天边的那弯新月渐渐偏西,东方现出一抹瑰丽的朝霞,晚晚才终于疲惫的睡了过去。
醒过来时已是上午十点多,第一件事就是去看楚元策。
护工买了早餐回来,硬要她吃完才能去,晚晚无法,只得喝了小半碗米粥。
赶到15楼时,楚元策病房里聚着好几个人。
楚承、楚依、顾成丰、楚小乔,大家都在。
楚元策自始至终脸色都十分的淡,他们说什么,他就默默听着,不问话不插嘴,惜字如金冷漠淡然的性子,和她刚开始遇到他时一模一样。
“阿策,你是不是还有哪里不舒服?”楚依看不下去,关切的问。
楚元策抬起头,淡淡的开口:“没有,我有点累,你们先回去吧。”
和昨晚打发她和徐洋的那句异曲同工。
处在失忆困扰中,他一定十分不安。但他是十分要强的一个人,更何况,若是让楚善那边抓住他失忆的把柄,只怕又会招来不必要的麻烦。

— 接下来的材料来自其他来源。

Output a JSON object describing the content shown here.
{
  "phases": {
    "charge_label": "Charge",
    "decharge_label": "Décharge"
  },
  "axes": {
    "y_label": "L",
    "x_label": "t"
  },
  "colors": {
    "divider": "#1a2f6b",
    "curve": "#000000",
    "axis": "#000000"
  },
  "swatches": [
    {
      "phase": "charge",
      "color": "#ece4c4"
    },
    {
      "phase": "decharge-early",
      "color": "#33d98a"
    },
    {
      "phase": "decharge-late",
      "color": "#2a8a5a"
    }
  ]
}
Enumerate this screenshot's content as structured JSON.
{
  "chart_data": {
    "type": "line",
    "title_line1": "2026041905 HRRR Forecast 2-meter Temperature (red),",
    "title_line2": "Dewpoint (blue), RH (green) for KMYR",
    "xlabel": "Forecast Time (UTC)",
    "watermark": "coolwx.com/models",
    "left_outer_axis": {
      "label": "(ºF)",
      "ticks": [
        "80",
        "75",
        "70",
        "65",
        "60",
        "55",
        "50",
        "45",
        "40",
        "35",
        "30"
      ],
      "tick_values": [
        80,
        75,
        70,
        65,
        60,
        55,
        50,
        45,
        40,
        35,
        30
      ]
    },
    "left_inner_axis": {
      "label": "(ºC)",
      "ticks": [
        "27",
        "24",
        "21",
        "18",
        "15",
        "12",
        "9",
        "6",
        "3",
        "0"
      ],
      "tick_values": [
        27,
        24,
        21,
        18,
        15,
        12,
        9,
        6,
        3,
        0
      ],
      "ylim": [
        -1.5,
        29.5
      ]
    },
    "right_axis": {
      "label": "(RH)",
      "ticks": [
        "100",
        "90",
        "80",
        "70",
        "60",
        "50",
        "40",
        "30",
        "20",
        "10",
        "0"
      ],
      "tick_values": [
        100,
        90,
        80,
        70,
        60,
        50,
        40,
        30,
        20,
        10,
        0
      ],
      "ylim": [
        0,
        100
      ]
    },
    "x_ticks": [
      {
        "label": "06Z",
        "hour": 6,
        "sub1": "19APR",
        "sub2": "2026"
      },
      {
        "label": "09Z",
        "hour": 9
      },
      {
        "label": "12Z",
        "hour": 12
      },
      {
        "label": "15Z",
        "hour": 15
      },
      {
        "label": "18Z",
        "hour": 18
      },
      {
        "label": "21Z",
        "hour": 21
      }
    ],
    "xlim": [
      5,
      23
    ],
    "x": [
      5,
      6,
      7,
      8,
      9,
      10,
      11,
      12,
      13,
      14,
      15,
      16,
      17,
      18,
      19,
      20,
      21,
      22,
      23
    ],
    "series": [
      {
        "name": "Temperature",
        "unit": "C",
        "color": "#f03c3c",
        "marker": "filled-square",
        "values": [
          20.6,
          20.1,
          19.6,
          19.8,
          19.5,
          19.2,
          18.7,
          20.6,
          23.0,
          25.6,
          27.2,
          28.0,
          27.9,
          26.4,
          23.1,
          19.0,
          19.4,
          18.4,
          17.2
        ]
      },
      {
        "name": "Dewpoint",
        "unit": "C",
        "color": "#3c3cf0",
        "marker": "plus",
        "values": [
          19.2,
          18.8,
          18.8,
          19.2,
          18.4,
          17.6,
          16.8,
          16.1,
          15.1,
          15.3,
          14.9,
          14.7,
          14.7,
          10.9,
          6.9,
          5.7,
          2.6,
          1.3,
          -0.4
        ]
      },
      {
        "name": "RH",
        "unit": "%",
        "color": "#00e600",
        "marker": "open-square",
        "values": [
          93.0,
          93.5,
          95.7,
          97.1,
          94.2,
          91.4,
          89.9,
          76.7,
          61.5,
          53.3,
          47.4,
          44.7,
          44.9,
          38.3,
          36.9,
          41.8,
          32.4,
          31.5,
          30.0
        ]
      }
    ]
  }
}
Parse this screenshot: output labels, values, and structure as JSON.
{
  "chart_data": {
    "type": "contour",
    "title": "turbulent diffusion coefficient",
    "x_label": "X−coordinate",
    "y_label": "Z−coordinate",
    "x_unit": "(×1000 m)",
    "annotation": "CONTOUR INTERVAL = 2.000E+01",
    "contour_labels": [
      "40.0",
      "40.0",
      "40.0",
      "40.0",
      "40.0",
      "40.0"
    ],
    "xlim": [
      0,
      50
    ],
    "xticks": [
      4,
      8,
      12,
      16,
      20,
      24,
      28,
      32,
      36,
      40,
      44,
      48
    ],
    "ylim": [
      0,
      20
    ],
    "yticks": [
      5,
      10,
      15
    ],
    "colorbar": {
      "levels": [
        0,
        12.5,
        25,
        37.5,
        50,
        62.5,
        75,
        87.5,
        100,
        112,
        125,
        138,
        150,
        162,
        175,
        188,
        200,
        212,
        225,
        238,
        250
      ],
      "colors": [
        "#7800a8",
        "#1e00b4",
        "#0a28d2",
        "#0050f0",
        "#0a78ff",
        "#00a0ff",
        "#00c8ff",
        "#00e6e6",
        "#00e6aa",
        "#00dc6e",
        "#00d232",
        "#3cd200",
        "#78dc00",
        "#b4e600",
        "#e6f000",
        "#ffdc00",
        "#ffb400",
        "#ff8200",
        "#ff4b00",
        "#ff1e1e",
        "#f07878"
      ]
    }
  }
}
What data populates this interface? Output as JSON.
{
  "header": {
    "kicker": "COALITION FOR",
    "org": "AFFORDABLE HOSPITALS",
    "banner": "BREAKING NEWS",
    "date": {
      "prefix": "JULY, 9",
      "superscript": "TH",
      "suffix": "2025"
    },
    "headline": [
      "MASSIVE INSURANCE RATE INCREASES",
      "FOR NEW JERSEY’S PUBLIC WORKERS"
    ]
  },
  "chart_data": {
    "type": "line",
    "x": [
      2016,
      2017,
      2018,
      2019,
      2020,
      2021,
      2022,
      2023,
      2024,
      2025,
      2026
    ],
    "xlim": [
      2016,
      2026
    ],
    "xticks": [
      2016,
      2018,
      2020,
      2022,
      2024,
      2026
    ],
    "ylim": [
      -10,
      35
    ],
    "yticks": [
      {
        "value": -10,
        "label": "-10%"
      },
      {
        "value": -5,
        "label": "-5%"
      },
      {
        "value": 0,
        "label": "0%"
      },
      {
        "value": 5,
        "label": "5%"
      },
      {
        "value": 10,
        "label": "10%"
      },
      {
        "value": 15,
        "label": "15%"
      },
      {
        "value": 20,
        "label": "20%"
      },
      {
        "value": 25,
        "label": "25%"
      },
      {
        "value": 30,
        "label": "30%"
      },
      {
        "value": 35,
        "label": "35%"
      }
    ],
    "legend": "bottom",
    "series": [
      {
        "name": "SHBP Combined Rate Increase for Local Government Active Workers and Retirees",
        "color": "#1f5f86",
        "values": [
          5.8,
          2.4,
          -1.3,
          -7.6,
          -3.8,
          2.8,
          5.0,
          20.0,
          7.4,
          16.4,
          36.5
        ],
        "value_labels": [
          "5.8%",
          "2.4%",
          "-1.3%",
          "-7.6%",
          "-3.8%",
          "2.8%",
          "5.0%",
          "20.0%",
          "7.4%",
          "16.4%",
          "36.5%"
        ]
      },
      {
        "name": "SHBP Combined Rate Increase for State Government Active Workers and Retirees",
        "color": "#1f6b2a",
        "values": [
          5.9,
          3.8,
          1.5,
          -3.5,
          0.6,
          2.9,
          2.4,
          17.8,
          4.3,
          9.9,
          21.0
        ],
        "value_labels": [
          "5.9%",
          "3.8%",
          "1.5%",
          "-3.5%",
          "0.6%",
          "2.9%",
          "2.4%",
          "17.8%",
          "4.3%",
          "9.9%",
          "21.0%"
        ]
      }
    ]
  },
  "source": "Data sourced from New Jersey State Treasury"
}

“小乔,你送你爷爷先回去。”楚依吩咐小乔,“我去找找医生问问情况。昨晚就醒了,等到今早才通知我们,这医院,越来越不负责任了。”
几人起身要离开,晚晚不想和他正面碰上,往一旁的走廊拐了过去。
直到确认楚承几人已经进了电梯,她才从走廊出来。
谁料楚依一早就瞧见了她,这一探出身,就和楚依碰了个面对面。
“阿策昨晚醒的,当时你在场?”楚依语气笃定。
晚晚点头:“医生说他各项情况都正常。”她顿了顿,犹豫着要不要将楚元策失忆的事告知楚依。
“我看他有些奇怪,你是他最亲近的人,应该也发现了。”楚依又是笃定的语气。
“嗯。”晚晚不否认,也瞒不过去了,除了晚晚,只怕楚依就是最关心楚元策的那个人了,即便她瞒着,楚依也会找医生问个明白。
“究竟怎么回事?”
“还有瘀血压住脑部神经,估计短期内会想不起之前发生过的事。”她下意识不想用“失忆”这个词,他只是暂时想不起来,并不能称之为失忆。
楚依听完,怔了半晌,最后叹了一声:“不知该喜还是该忧。”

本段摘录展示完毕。